Wu Ching-chin 吳景欽
（Wu Ching-chin is an associate professor, chair of Aletheia University’s law department and director of Taiwan Forever Association）
Translated by Perry Svensson
TAIPEI TIMES / Editorials 2015.03.24
Article 5 of the Additional Articles of the Constitution states: “Among the grand justices nominated by the president in the year 2003, eight members, including the president and the vice president of the Judicial Yuan, shall serve for four years. The remaining grand justices shall serve for eight years.” The objective was to create a system of staggered terms of office to allow the appointment of grand justices during each presidential term and thus avoid an overconcentration of power. The problem is this system broke down in 2008.
In 2007, the eight grand justices completed their four-year term. However, the Chinese Nationalist Party (KMT), which was then in opposition, rejected four of the nominees. When President Ma Ying-jeou (馬英九) took office in 2008, he immediately nominated and won approval for four candidates.
Before it was amended early last month, Article 5 of the Organic Law of the Judicial Yuan (司法院組織法) stated that their term should be completed at the end of the original term, which means that they should step down in September. So far, however, the Presidential Office has made no preparations to nominate replacements for these four judges, disrupting the system of staggered terms of office.
Even worse, in 2010, the president and the vice president of the Judicial Yuan stepped down because of a bribery case involving several High Court judges, and Ma had to nominate two more grand justices. According to the original system of staggered office terms, these two justices should have stepped down in 2011, but because Ma did not appoint any replacements; the two continued on as president, vice president and grand justices. The irony of asking for a constitutional interpretation of this unconstitutional situation is quite obvious.
Faced with this constitutional chaos, the public cannot pin its hopes on the authorities, and it is unlikely that the Judicial Yuan itself will provide a constitutional interpretation.
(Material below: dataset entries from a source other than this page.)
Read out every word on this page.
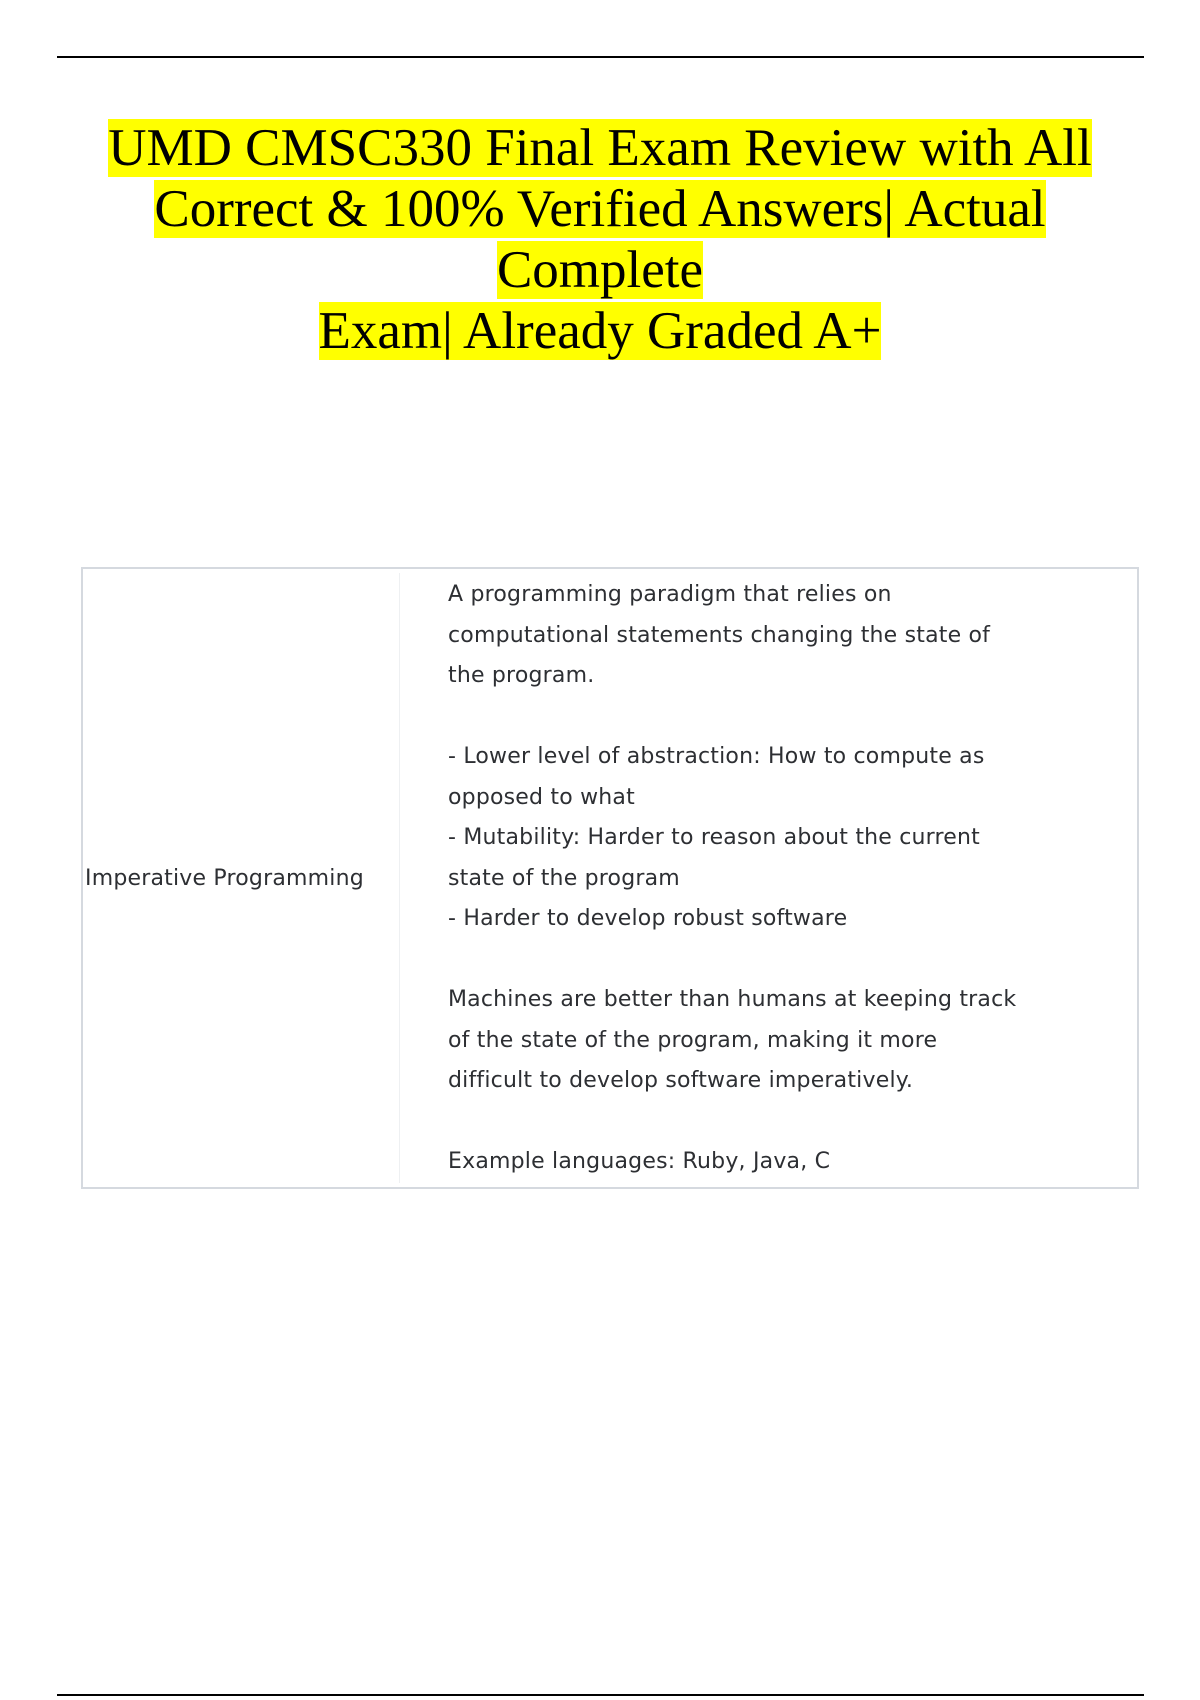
UMD CMSC330 Final Exam Review with All
Correct & 100% Verified Answers| Actual Complete
Exam| Already Graded A+
Imperative Programming

A programming paradigm that relies on
computational statements changing the state of
the program.

- Lower level of abstraction: How to compute as
opposed to what
- Mutability: Harder to reason about the current
state of the program
- Harder to develop robust software

Machines are better than humans at keeping track
of the state of the program, making it more
difficult to develop software imperatively.

Example languages: Ruby, Java, C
The only way to resolve the issue is for the public to initiate constitutional litigation. However, according to Article 5 of the act regulating case handling by grand justices (司法院大法官案件審理法), it is only in cases of illegal rights infringement, when legal action has been taken in accordance with the law and the law on which the final verdict is based might violate the Constitution, that a constitutional interpretation can be requested.
These are severe restrictions, and so long as a verdict has not been finalized and every avenue has not been exhausted, there would be no grounds for requesting a constitutional interpretation.
If this difficult situation cannot be resolved, it might be possible to ask the court, based on Constitutional Interpretation No. 371, that the trial be suspended and to request a constitutional interpretation by the Council of Grand Justices. However, the decision to do this rests with the judge, which creates a factor of uncertainty.
Moreover, even if the judge were to file a request, it would be difficult to get an impartial interpretation if the grand justices that are also interested parties do not recuse themselves from the case. This clearly shows that the constitutional system will break down if the legislature accepts all the grand justice candidates nominated by the president.